A new CCTV system will keep a watching eye on the streets of Falkirk from a new location from early next year.
The current shared arrangements between neighbouring authorities ended after Stirling Council announced it was pulling out of the deal .
It sees the city, along with towns in Falkirk and Clackmannanshire monitored from a centre at Kilncraigs in Alloa.
It is believed the decision by Stirling councillors was designed to save money.
Officials were then forced to look at how the Falkirk area could be adequately covered.
There are 88 cameras covering the district monitored by Enigma CCTV Ltd from the Alloa base. It monitors town centres, but doesn’t include cameras on schools, offices and other public buildings.
Fiona Campbell, Falkirk Council’s head of policy, told members of the authority’s executive that a new base had been identified in Falkirk Police Station.
She said: “The partnership had been operating for over 10 years and there has been significant grant application which allowed us to have state-of-the-art monitoring facilities.
“Locally, it also supports the Shop Safe system which provides a live radio link between a number of shops in Falkirk town centre.

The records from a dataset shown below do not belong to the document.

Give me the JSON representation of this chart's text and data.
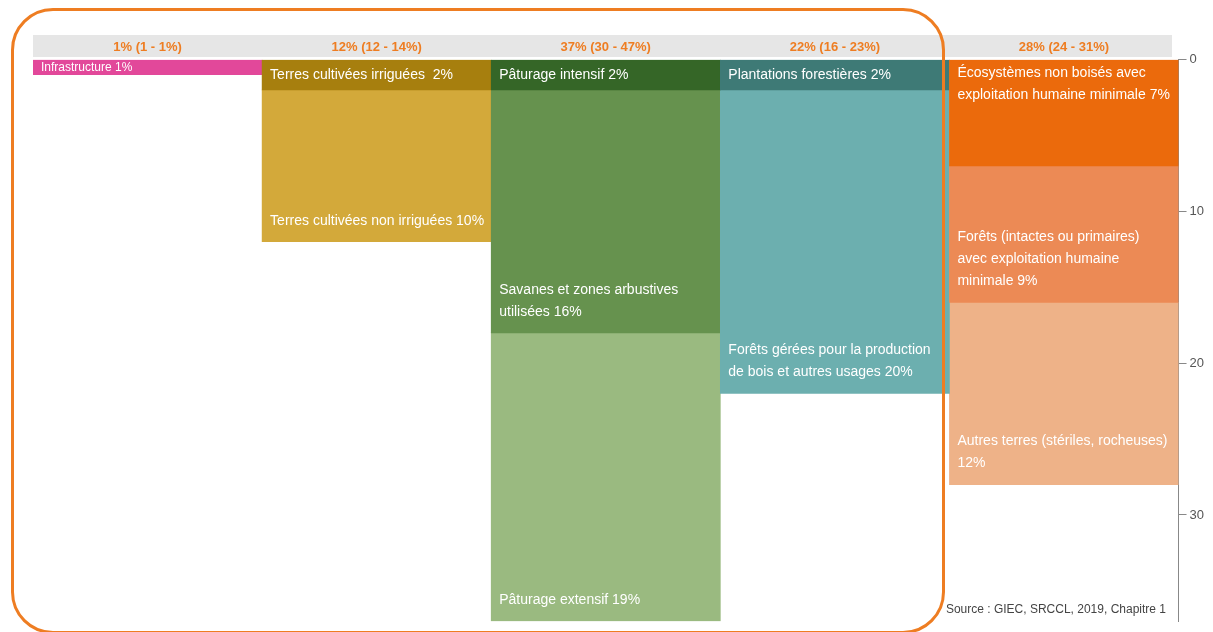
{
  "chart_data": {
    "type": "bar",
    "stacked": true,
    "categories": [
      "1% (1 - 1%)",
      "12% (12 - 14%)",
      "37% (30 - 47%)",
      "22% (16 - 23%)",
      "28% (24 - 31%)"
    ],
    "series": [
      {
        "colors": [
          "#e2489a",
          "#a77f0e",
          "#356627",
          "#3e7a76",
          "#eb6a0c"
        ],
        "values": [
          1,
          2,
          2,
          2,
          7
        ],
        "value_labels": [
          "Infrastructure 1%",
          "Terres cultivées irriguées  2%",
          "Pâturage intensif 2%",
          "Plantations forestières 2%",
          "Écosystèmes non boisés avec exploitation humaine minimale 7%"
        ]
      },
      {
        "colors": [
          "#d3a93a",
          "#d3a93a",
          "#66924e",
          "#6cafaf",
          "#ec8a55"
        ],
        "values": [
          null,
          10,
          16,
          20,
          9
        ],
        "value_labels": [
          null,
          "Terres cultivées non irriguées 10%",
          "Savanes et zones arbustives utilisées 16%",
          "Forêts gérées pour la production de bois et autres usages 20%",
          "Forêts (intactes ou primaires) avec exploitation humaine minimale 9%"
        ]
      },
      {
        "colors": [
          "#9aba80",
          "#9aba80",
          "#9aba80",
          "#9aba80",
          "#eeb288"
        ],
        "values": [
          null,
          null,
          19,
          null,
          12
        ],
        "value_labels": [
          null,
          null,
          "Pâturage extensif 19%",
          null,
          "Autres terres (stériles, rocheuses)  12%"
        ]
      }
    ],
    "ylim": [
      37,
      0
    ],
    "yticks": [
      0,
      10,
      20,
      30
    ],
    "legend": false,
    "annotations": [
      "Source : GIEC, SRCCL, 2019, Chapitre 1"
    ]
  }
}
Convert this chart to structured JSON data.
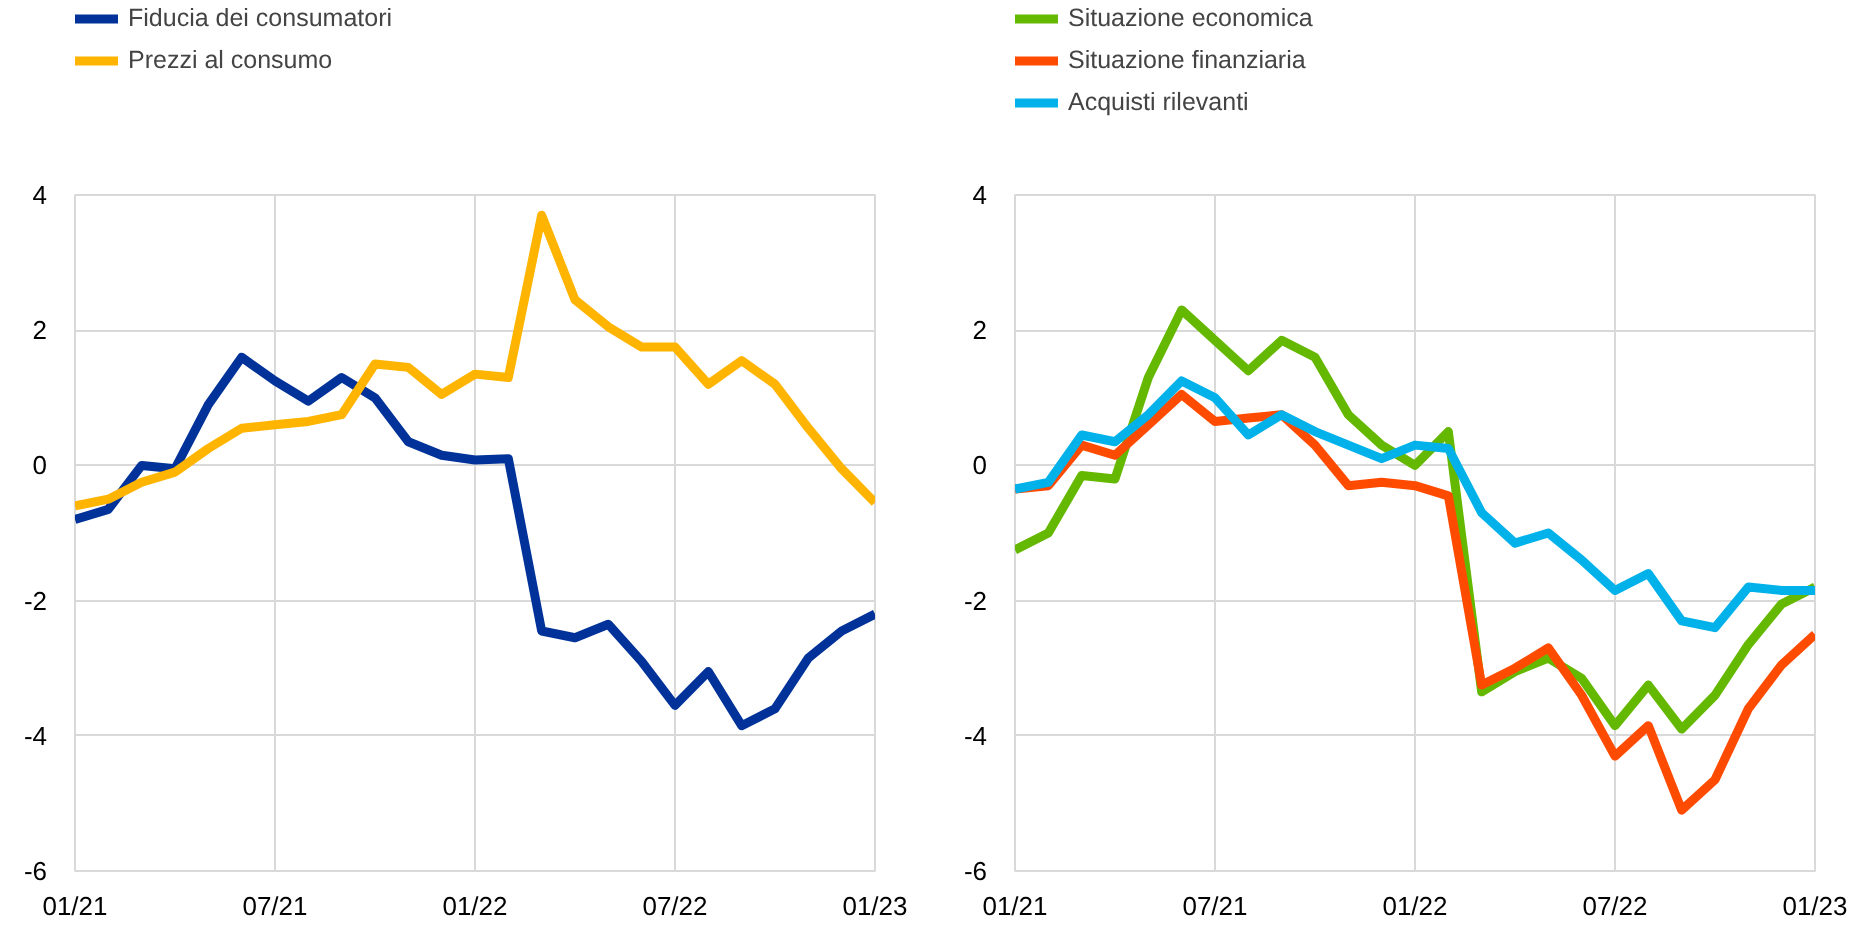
{
  "chart_data": [
    {
      "type": "line",
      "x": [
        "2021-01",
        "2021-02",
        "2021-03",
        "2021-04",
        "2021-05",
        "2021-06",
        "2021-07",
        "2021-08",
        "2021-09",
        "2021-10",
        "2021-11",
        "2021-12",
        "2022-01",
        "2022-02",
        "2022-03",
        "2022-04",
        "2022-05",
        "2022-06",
        "2022-07",
        "2022-08",
        "2022-09",
        "2022-10",
        "2022-11",
        "2022-12",
        "2023-01"
      ],
      "series": [
        {
          "name": "Fiducia dei consumatori",
          "color": "#003299",
          "values": [
            -0.8,
            -0.65,
            0.0,
            -0.05,
            0.9,
            1.6,
            1.25,
            0.95,
            1.3,
            1.0,
            0.35,
            0.15,
            0.08,
            0.1,
            -2.45,
            -2.55,
            -2.35,
            -2.9,
            -3.55,
            -3.05,
            -3.85,
            -3.6,
            -2.85,
            -2.45,
            -2.2
          ]
        },
        {
          "name": "Prezzi al consumo",
          "color": "#ffb400",
          "values": [
            -0.6,
            -0.5,
            -0.25,
            -0.1,
            0.25,
            0.55,
            0.6,
            0.65,
            0.75,
            1.5,
            1.45,
            1.05,
            1.35,
            1.3,
            3.7,
            2.45,
            2.05,
            1.75,
            1.75,
            1.2,
            1.55,
            1.2,
            0.55,
            -0.05,
            -0.55
          ]
        }
      ],
      "xlim": [
        "2021-01",
        "2023-01"
      ],
      "xticks": [
        {
          "value": "2021-01",
          "label": "01/21"
        },
        {
          "value": "2021-07",
          "label": "07/21"
        },
        {
          "value": "2022-01",
          "label": "01/22"
        },
        {
          "value": "2022-07",
          "label": "07/22"
        },
        {
          "value": "2023-01",
          "label": "01/23"
        }
      ],
      "ylim": [
        -6,
        4
      ],
      "yticks": [
        -6,
        -4,
        -2,
        0,
        2,
        4
      ],
      "grid": true,
      "legend": "top left",
      "line_style": "solid",
      "marker": "none"
    },
    {
      "type": "line",
      "x": [
        "2021-01",
        "2021-02",
        "2021-03",
        "2021-04",
        "2021-05",
        "2021-06",
        "2021-07",
        "2021-08",
        "2021-09",
        "2021-10",
        "2021-11",
        "2021-12",
        "2022-01",
        "2022-02",
        "2022-03",
        "2022-04",
        "2022-05",
        "2022-06",
        "2022-07",
        "2022-08",
        "2022-09",
        "2022-10",
        "2022-11",
        "2022-12",
        "2023-01"
      ],
      "series": [
        {
          "name": "Situazione economica",
          "color": "#65b800",
          "values": [
            -1.25,
            -1.0,
            -0.15,
            -0.2,
            1.3,
            2.3,
            1.85,
            1.4,
            1.85,
            1.6,
            0.75,
            0.3,
            0.0,
            0.5,
            -3.35,
            -3.05,
            -2.85,
            -3.15,
            -3.85,
            -3.25,
            -3.9,
            -3.4,
            -2.65,
            -2.05,
            -1.8
          ]
        },
        {
          "name": "Situazione finanziaria",
          "color": "#ff4b00",
          "values": [
            -0.35,
            -0.3,
            0.3,
            0.15,
            0.6,
            1.05,
            0.65,
            0.7,
            0.75,
            0.3,
            -0.3,
            -0.25,
            -0.3,
            -0.45,
            -3.25,
            -3.0,
            -2.7,
            -3.4,
            -4.3,
            -3.85,
            -5.1,
            -4.65,
            -3.6,
            -2.95,
            -2.5
          ]
        },
        {
          "name": "Acquisti rilevanti",
          "color": "#00b1ea",
          "values": [
            -0.35,
            -0.25,
            0.45,
            0.35,
            0.75,
            1.25,
            1.0,
            0.45,
            0.75,
            0.5,
            0.3,
            0.1,
            0.3,
            0.25,
            -0.7,
            -1.15,
            -1.0,
            -1.4,
            -1.85,
            -1.6,
            -2.3,
            -2.4,
            -1.8,
            -1.85,
            -1.85
          ]
        }
      ],
      "xlim": [
        "2021-01",
        "2023-01"
      ],
      "xticks": [
        {
          "value": "2021-01",
          "label": "01/21"
        },
        {
          "value": "2021-07",
          "label": "07/21"
        },
        {
          "value": "2022-01",
          "label": "01/22"
        },
        {
          "value": "2022-07",
          "label": "07/22"
        },
        {
          "value": "2023-01",
          "label": "01/23"
        }
      ],
      "ylim": [
        -6,
        4
      ],
      "yticks": [
        -6,
        -4,
        -2,
        0,
        2,
        4
      ],
      "grid": true,
      "legend": "top left",
      "line_style": "solid",
      "marker": "none"
    }
  ]
}
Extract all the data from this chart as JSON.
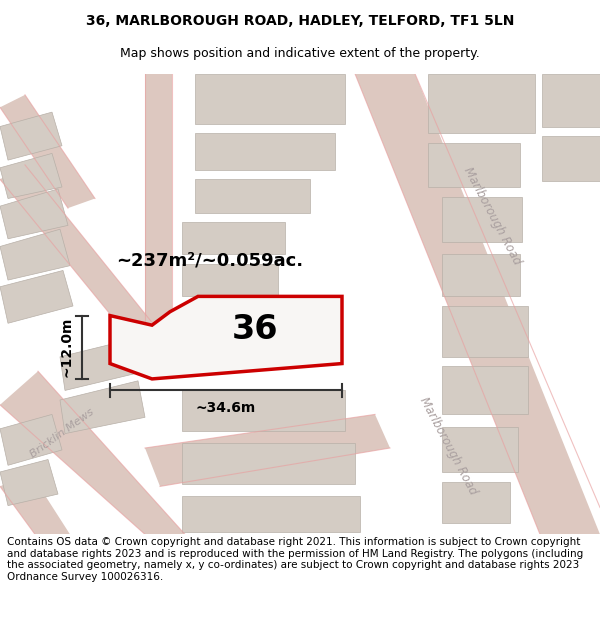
{
  "title_line1": "36, MARLBOROUGH ROAD, HADLEY, TELFORD, TF1 5LN",
  "title_line2": "Map shows position and indicative extent of the property.",
  "footer_text": "Contains OS data © Crown copyright and database right 2021. This information is subject to Crown copyright and database rights 2023 and is reproduced with the permission of HM Land Registry. The polygons (including the associated geometry, namely x, y co-ordinates) are subject to Crown copyright and database rights 2023 Ordnance Survey 100026316.",
  "area_label": "~237m²/~0.059ac.",
  "number_label": "36",
  "width_label": "~34.6m",
  "height_label": "~12.0m",
  "map_bg": "#f2f0ee",
  "road_color": "#e8a0a0",
  "building_color": "#d4ccc4",
  "highlight_color": "#cc0000",
  "title_fontsize": 10,
  "subtitle_fontsize": 9,
  "footer_fontsize": 7.5
}
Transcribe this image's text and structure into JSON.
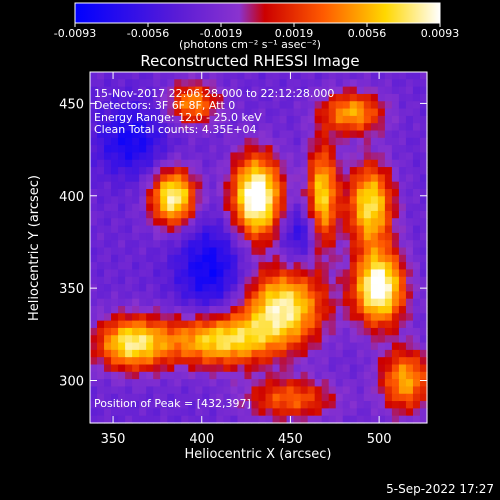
{
  "colorbar": {
    "ticks": [
      "-0.0093",
      "-0.0056",
      "-0.0019",
      "0.0019",
      "0.0056",
      "0.0093"
    ],
    "unit_label": "(photons cm⁻² s⁻¹ asec⁻²)",
    "colors": [
      "#0000ff",
      "#5a1cd6",
      "#8a33cf",
      "#cc0000",
      "#ff5a00",
      "#ffd700",
      "#ffffff"
    ]
  },
  "plot": {
    "title": "Reconstructed RHESSI Image",
    "info_lines": [
      "15-Nov-2017 22:06:28.000 to 22:12:28.000",
      "Detectors: 3F 6F 8F, Att 0",
      "Energy Range: 12.0 - 25.0 keV",
      "Clean     Total counts: 4.35E+04"
    ],
    "peak_text": "Position of Peak = [432,397]"
  },
  "footer": {
    "timestamp": "5-Sep-2022 17:27"
  },
  "chart_data": {
    "type": "heatmap",
    "title": "Reconstructed RHESSI Image",
    "xlabel": "Heliocentric X (arcsec)",
    "ylabel": "Heliocentric Y (arcsec)",
    "xlim": [
      337,
      527
    ],
    "ylim": [
      277,
      467
    ],
    "xticks": [
      350,
      400,
      450,
      500
    ],
    "yticks": [
      300,
      350,
      400,
      450
    ],
    "value_range": [
      -0.0093,
      0.0093
    ],
    "peak": [
      432,
      397
    ],
    "sources": [
      {
        "x": 431,
        "y": 399,
        "sx": 10,
        "sy": 16,
        "amp": 1.0
      },
      {
        "x": 384,
        "y": 399,
        "sx": 9,
        "sy": 11,
        "amp": 0.85
      },
      {
        "x": 500,
        "y": 350,
        "sx": 10,
        "sy": 14,
        "amp": 0.95
      },
      {
        "x": 495,
        "y": 395,
        "sx": 9,
        "sy": 16,
        "amp": 0.75
      },
      {
        "x": 468,
        "y": 400,
        "sx": 6,
        "sy": 20,
        "amp": 0.7
      },
      {
        "x": 446,
        "y": 340,
        "sx": 16,
        "sy": 14,
        "amp": 0.8
      },
      {
        "x": 410,
        "y": 322,
        "sx": 22,
        "sy": 10,
        "amp": 0.75
      },
      {
        "x": 360,
        "y": 320,
        "sx": 14,
        "sy": 10,
        "amp": 0.75
      },
      {
        "x": 485,
        "y": 445,
        "sx": 12,
        "sy": 8,
        "amp": 0.6
      },
      {
        "x": 395,
        "y": 450,
        "sx": 10,
        "sy": 8,
        "amp": 0.55
      },
      {
        "x": 515,
        "y": 300,
        "sx": 10,
        "sy": 12,
        "amp": 0.6
      },
      {
        "x": 450,
        "y": 290,
        "sx": 18,
        "sy": 8,
        "amp": 0.45
      }
    ],
    "dips": [
      {
        "x": 405,
        "y": 360,
        "sx": 14,
        "sy": 18,
        "amp": 0.5
      },
      {
        "x": 360,
        "y": 430,
        "sx": 14,
        "sy": 14,
        "amp": 0.45
      },
      {
        "x": 455,
        "y": 380,
        "sx": 8,
        "sy": 10,
        "amp": 0.35
      }
    ]
  }
}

“There is a suggestion that when the system moves it could be used for other things, including operating a local CCTV service.”
The cost to Falkirk Council for the system this year is just over £200,000 and a report showed that this is likely to be the cost of running the new local service.
Councillors heard cash is available to cover the one-off £50,000 relocation costs.
Councillor Jim Blackwood said; “It is disappointing to see Stirling and Clackmannshire withdrawing from this important service.
“Figures show that last year 2448 incidents were recorded in this area. CCTV allows a quick response to these incidents and assists in making our town centres a safer environment.”
Councillor Craig Martin, council leader, said: “It’s disappointing to see what was a good shared service across Forth Valley being impacted on by cuts.”
The largest group of incidents recorded last year, 41 per cent, involved alcohol, drugs, assault and vandalism, with 22 per cent involving public disorder.